Protestors fill the streets in Sri Lanka  (AFP or licensors)

By Vatican News staff writer

July 13 2022

Cardinal Malcolm Ranjith encourages Sri Lankan political leaders to make good on their promises to give up power this week, and expresses hope that a new government will bring the country out of its current difficult situation.

Cardinal Malcolm Ranjith of Colombo has urged the political leaders of Sri Lanka to keep to their word to resign this week, amid weeks of protests over the country’s severe economic crisis.

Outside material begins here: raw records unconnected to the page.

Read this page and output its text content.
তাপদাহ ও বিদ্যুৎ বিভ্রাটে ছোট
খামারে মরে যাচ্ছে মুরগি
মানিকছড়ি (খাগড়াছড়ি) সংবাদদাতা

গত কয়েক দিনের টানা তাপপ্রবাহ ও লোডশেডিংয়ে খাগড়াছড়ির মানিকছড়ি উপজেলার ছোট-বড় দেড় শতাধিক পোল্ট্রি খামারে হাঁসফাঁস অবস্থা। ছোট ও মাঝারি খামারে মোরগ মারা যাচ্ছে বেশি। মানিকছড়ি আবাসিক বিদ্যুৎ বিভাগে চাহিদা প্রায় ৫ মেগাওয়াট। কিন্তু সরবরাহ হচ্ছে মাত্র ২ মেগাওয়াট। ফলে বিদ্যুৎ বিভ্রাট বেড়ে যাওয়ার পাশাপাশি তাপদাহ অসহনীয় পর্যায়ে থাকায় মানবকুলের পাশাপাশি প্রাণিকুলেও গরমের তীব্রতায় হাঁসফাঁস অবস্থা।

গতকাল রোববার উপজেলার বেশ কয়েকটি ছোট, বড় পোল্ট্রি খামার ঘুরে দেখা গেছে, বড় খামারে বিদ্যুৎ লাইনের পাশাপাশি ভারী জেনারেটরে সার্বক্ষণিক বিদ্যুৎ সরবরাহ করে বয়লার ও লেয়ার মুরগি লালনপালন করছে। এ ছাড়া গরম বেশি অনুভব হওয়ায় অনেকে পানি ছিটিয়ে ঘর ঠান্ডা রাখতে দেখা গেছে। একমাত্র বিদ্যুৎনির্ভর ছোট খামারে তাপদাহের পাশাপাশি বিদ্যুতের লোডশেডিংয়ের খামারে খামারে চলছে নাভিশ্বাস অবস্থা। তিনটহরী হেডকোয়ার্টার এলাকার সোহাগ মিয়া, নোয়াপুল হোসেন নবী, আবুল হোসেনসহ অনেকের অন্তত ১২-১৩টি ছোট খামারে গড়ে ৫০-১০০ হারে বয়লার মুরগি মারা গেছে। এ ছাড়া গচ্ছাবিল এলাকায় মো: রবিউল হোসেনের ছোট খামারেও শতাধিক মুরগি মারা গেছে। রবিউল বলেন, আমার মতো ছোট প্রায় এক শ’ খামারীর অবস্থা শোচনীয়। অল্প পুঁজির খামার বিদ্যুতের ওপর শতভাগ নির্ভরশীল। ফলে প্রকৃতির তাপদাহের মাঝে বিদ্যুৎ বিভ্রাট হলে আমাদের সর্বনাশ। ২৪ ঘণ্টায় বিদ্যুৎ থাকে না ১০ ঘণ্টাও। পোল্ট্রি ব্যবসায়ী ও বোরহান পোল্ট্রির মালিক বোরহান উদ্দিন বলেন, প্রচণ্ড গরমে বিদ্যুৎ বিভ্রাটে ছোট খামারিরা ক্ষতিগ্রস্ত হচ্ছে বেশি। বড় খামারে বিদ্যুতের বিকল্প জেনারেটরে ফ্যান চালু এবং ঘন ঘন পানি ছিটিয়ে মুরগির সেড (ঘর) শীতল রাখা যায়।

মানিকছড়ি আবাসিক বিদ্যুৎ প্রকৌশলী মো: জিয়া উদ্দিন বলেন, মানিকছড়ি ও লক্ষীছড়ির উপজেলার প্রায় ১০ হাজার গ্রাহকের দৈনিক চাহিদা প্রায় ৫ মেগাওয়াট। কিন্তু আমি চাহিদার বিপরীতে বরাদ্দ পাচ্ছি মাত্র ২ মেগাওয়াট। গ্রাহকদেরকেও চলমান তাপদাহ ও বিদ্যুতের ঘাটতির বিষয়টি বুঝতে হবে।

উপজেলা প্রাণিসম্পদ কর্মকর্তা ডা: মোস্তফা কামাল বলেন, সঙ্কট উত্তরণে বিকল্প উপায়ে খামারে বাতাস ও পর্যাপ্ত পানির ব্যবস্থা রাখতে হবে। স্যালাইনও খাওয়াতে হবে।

Sri Lankan President Gotabaya Rajapaksa and Prime Minister Rani Wickremesinghe said that they would resign after tens of thousands of protesters stormed the home and offices of both the president and the prime minister on Saturday, and set fire to one of the buildings.

The parliamentary speaker, Mahinda Abeywardena, said that the beleaguered president would step down on 13 July to “ensure a peaceful transition of power.”

Prime Minister Wickremesinghe said he would leave office once an all-party government has been formed.

The country’s parliament will reconvene on 15 July and a new president is set to be elected by the MPs by 20 July.

Appeal to authorities

In the wake of the weeks of unrest and protests, the Cardinal told the Crux news agency that the people have made their leadership “understand that they don’t have any confidence in them, and therefore the leadership was forced to make a decision.”

However, the Cardinal expressed doubt that the Sri Lankan leaders will make good on their promise to resign, noting that the leadership in the country “has a bad record of promises being kept.”

As the country sunk further into its worst crisis in recent months, the Sri Lankan Cardinal has been vocal in calling on the government to take responsibility for the current situation.

“The economic crisis in Sri Lanka has resulted not only from the Covid disaster, but also from a series of decisions, unfortunate decisions, made by the president and his government,” Cardinal Ranjith said, noting that leaders in the banking sector, especially, “have made serious mistakes and as a result, our foreign reserves have gone down to zero, and our gold reserves have reduced drastically.”

Last week, in a press conference held in his residence, the Cardinal suggested that the Rajapaksa family had lost its public credibility and further attempts by them to bring about any changes in the country appear to have been rejected by the public.

“On behalf of the suffering people,” he said, “what I strongly ask the president and the government of Sri Lanka is to take responsibility for the sad situation and resign from their positions since they no longer have the moral right to remain in office.”

Cardinal Ranjith, in this regard, expresses hope that a new government will be able to bring the country out of its current difficult predicament.

Sri Lankan protests

Months of protests have trailed the government of President Rajapaksa, who has been blamed by Sri Lankans for the current economic situation of the country. Rajapaksa has been president since November 2019, and alongside several other members of his family who held senior political posts, has been accused of economic mismanagement and corruption.

According to the UN, Sri Lanka is facing a humanitarian crisis as its foreign currency reserves have run dry and it has been unable to import food, fuel, and medicines. The ensuing massive economic decline of the country has been made worse by soaring fuel prices and power cuts.

Since March, there have been widespread protests calling for the resignation of the Rajapaksas, including a demand that he be held accountable for the dire situation in which the country’s 22 million population finds itself.

The storming of the official residences of the president and prime minister on Saturday was the culmination of months of mainly peaceful protests. Images shared online showed protesters pouring through the official residence of the president, with some taking advantage of some amenities, including the swimming pool. Others rifled through personal belongings.

The Church in the service of those in need

As the country wades through these difficult times, the Church has been present and active in providing support for those in need, through Caritas at both the diocesan and international levels.

Through Caritas, the church in Sri Lanka has arranged programs “to identify the most affected families in the areas of our dioceses, and to organize immediate support for sustenance, as well as short-term support for self-help programs in order to generate food and other items they need,” Cardinal Ranjith said.

Noting that many hospitals have no medicine to provide proper healthcare for those who are sick, the Cardinal appealed for support from the international community, calling on governments and organizations to “purchase some of the medicines necessary for our people, especially our children, and to send it down to Sri Lanka as donations.”

The Cardinal also said that leaders from other religious communities, including Buddhists, Muslims, and Hindus, are working together to provide aid to the population, and they plan to form a relationship with any government that is formed “in order to keep social acceptance and social peace.”

Pope Francis, during the Angelus on Sunday, expressed his closeness to the Sri Lankan people “who continue to suffer the effects of political and economic instability” and urged the leaders “not to ignore the cry of the poor and the needs of the people.”